Named list of imputation statistics.

call

The matched call.

Engine selection

Situation Behaviour
API key present, offline = FALSE LLM imputation (Anthropic)
No key, offline_fallback = TRUE Offline engine (silent)
No key, offline_fallback = FALSE Error with guidance
offline = TRUE Offline engine always

See Also

lmi_impute_offline, lmi_diagnose, lmi_export, print.lmi_result

Examples

# Offline imputation (works with no API key)
df <- data.frame(
  age    = c(25L, NA, 35L, 40L, NA),
  income = c(50000, 60000, NA, 80000, 55000),
  edu    = c("BSc", NA, "MSc", "BSc", "PhD"),
  stringsAsFactors = FALSE
)

result <- lmi_impute(df)
result$data
result$imputations
summary(result)

# Force a specific offline method
result2 <- lmi_impute(df, offline = TRUE, offline_method = "random_forest")

## Not run: 
# LLM mode requires a valid Anthropic API key
lmi_set_api_key()   # reads ANTHROPIC_API_KEY from environment
result3 <- lmi_impute(df, domain = "hr")

## End(Not run)

Impute missing values using built-in statistical and ML methods (no API required)

Description

Fully offline imputation using 20 methods from scratch in base R. No API key, no internet, no third-party packages needed.

Usage

lmi_impute_offline(
  data,
  method = c("auto", "mean", "median", "mode", "locf", "nocb", "hotdeck", "pmm", "knn",
    "linear", "lasso", "ridge", "bayesian_ridge", "svr", "decision_tree",
    "random_forest", "gradient_boost", "missforest", "pca_impute", "softimpute"),
  cols = NULL,
  na_strings = NULL,
  knn_k = 5L,
  n_trees = 50L,
  max_depth = 4L,
  shrinkage = 0.1,
  n_iter = 10L,
  lambda = 1,
  rank = 3L,
  seed = 42L,
  verbose = TRUE
)

Arguments

data

A data.frame or tibble.

method

One of: "auto", "mean", "median", "mode", "locf", "nocb", "hotdeck", "pmm", "knn", "linear", "lasso", "ridge", "bayesian_ridge", "svr", "decision_tree", "random_forest", "gradient_boost", "missforest", "pca_impute", "softimpute".

cols

Column names to impute. NULL = all missing columns.

na_strings

Extra strings treated as NA.

knn_k

Neighbours for knn. Default 5L.

n_trees

Trees for rf/gb/missforest. Default 50L.

max_depth

Tree depth. Default 4L.

shrinkage

Learning rate for gradient_boost. Default 0.1.

n_iter

Iterations for iterative methods. Default 10L.

lambda

Regularisation for ridge/lasso/bayesian_ridge. Default 1.0.

rank

SVD rank for pca_impute/softimpute. Default 3L.

seed

Random seed. Default 42L.

verbose

Print progress. Default TRUE.

Value

An object of class lmi_result.

See Also

lmi_impute, lmi_methods

Examples

df <- data.frame(
  age    = c(25, NA, 35, 40, NA),
  income = c(50000, 60000, NA, 80000, 55000),
  edu    = c("BSc", NA, "MSc", "BSc", "PhD"),
  stringsAsFactors = FALSE
)
lmi_impute_offline(df)
lmi_impute_offline(df, method = "random_forest")
lmi_impute_offline(df, method = "softimpute")

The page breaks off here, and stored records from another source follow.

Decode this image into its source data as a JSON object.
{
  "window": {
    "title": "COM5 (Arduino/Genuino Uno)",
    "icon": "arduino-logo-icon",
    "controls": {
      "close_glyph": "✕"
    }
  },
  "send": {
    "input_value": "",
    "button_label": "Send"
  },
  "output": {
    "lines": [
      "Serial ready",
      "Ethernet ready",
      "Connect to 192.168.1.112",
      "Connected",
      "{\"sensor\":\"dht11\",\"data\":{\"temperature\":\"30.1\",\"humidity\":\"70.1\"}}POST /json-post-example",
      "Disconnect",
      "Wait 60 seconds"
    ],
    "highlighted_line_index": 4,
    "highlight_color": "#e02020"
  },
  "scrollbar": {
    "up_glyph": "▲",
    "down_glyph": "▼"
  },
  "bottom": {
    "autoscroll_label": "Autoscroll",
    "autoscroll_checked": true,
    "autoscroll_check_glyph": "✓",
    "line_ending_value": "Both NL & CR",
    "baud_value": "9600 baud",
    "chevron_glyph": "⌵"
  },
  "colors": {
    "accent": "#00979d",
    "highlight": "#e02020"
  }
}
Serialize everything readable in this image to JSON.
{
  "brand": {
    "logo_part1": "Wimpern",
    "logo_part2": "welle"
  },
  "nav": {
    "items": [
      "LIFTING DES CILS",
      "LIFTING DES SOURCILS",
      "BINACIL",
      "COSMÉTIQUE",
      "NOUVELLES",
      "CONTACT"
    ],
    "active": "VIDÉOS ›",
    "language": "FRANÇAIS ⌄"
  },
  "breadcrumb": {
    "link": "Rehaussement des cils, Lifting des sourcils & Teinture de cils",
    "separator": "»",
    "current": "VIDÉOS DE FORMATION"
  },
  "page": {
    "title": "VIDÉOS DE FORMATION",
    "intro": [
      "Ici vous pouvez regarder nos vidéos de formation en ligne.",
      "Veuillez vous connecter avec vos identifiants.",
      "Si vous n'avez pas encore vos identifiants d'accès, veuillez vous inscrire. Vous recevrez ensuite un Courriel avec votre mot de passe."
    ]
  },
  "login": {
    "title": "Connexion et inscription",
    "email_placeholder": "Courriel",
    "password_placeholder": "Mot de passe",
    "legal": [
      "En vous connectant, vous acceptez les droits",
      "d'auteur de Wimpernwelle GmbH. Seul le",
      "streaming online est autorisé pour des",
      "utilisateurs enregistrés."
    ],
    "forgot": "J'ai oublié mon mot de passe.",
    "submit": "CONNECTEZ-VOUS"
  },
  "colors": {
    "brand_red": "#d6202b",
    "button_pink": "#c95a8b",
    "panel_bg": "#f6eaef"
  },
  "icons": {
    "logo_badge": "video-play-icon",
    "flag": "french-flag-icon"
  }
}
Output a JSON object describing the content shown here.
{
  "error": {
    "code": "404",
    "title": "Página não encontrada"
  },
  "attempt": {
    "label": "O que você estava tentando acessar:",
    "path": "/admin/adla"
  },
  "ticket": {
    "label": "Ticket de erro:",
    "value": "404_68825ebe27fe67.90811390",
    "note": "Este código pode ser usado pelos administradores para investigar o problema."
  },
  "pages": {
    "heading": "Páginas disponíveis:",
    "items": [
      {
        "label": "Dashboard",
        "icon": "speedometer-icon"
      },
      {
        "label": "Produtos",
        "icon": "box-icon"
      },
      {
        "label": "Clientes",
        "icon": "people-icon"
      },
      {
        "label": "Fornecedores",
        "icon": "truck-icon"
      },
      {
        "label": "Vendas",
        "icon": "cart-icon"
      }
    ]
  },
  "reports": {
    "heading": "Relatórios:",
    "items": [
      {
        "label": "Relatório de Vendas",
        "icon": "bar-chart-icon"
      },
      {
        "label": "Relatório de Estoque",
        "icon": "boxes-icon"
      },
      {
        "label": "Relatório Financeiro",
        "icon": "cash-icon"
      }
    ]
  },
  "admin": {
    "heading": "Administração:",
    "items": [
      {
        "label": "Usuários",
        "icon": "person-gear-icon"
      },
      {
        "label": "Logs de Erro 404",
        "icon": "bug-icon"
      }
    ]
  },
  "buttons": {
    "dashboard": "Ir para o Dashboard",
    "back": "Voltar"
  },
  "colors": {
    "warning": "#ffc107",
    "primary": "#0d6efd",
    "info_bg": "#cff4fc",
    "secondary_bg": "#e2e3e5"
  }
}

List all available offline imputation methods

Description

Prints all 20 methods grouped by category with usage guidance.

Usage

lmi_methods()

Value

Invisibly returns a data.frame of method metadata.

Examples

lmi_methods()

List recommended models for each supported LLM provider

Description

Prints recommended model identifiers for every provider supported by lmi_impute, including free-tier options. Use lmi_set_model to activate a model after choosing a provider with lmi_set_api_key.

Usage

lmi_models()

Value

Invisibly returns a character vector of all model identifiers across every provider.

See Also

lmi_set_model, lmi_providers, lmi_impute

Examples

lmi_models()

List all supported LLM providers

Description

Prints every LLM provider supported by lmi_impute, grouped into cloud APIs, local servers, and custom endpoints, with free-tier indicators and required environment variables.

Usage

lmi_providers()

Value

Invisibly returns a character vector of provider names.

See Also

lmi_set_api_key, lmi_models

Examples

lmi_providers()

Configure the API key and LLM provider for llmimpute

Description

Sets the API key and LLM provider used by LLM-mode imputation. Supports cloud APIs (Anthropic 'Claude', OpenAI, Google Gemini, Groq, Mistral, Cohere, OpenRouter, Together AI, Fireworks AI, DeepSeek, Perplexity, xAI Grok, AI21 Labs, Cerebras) and local servers (Ollama, LM Studio, Jan, llama.cpp, KoboldCpp, Text Generation WebUI). Any other OpenAI-compatible endpoint can be used via provider = "custom" with a base_url.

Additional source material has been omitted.